Part of the Indigenous Contemporary Scene, Songs in the Key of Cree aims to keep the language alive; however, a large part of the concept is performed in other languages such as English and French. Inclusion of these more familiar languages certainly make the event more accessible, but since music easily overcomes language barriers, it would have been nice to hear more Cree songs. It’s a beautifully sounding language and the context for the songs provided by both Highway and Cano is more than enough to understand.
Songs in the Key of Cree tells different stories. One of the most interesting songs focuses on a collection of love letters from one world (the world of the dead) to another (ours) – and is taken from the musical (Post)Mistress. Tomson Highway explains that he always writes his works on two levels, ours and the divine, and this fact shines through the show – especially through Patricia Cano’s voice.
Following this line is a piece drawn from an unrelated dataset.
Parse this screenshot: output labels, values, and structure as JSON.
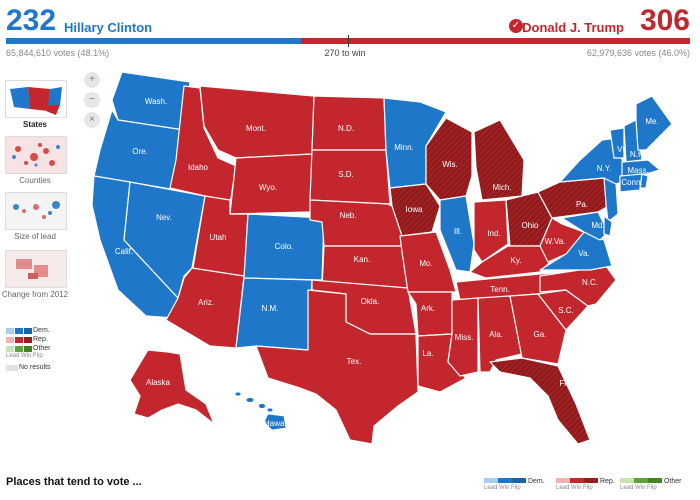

On the other hand, a song from the musical The Rez Sisters – recounting the thoughts of a young girl kidnapped by a group of men as she goes to face her death – is as disturbing and emotional as a song can get. Tomson Highway makes sure to point out how vulnerable indigenous people are to crime.
The evening of eight songs passes really quickly and is highly enjoyable. Highway says he feels most confident behind the piano and that is evident, as his improvised chat with/at the audience – usually to explain the songs – can sometimes be a bit clumsy. But all of this adds to Songs in the Key of Cree’s informal charm.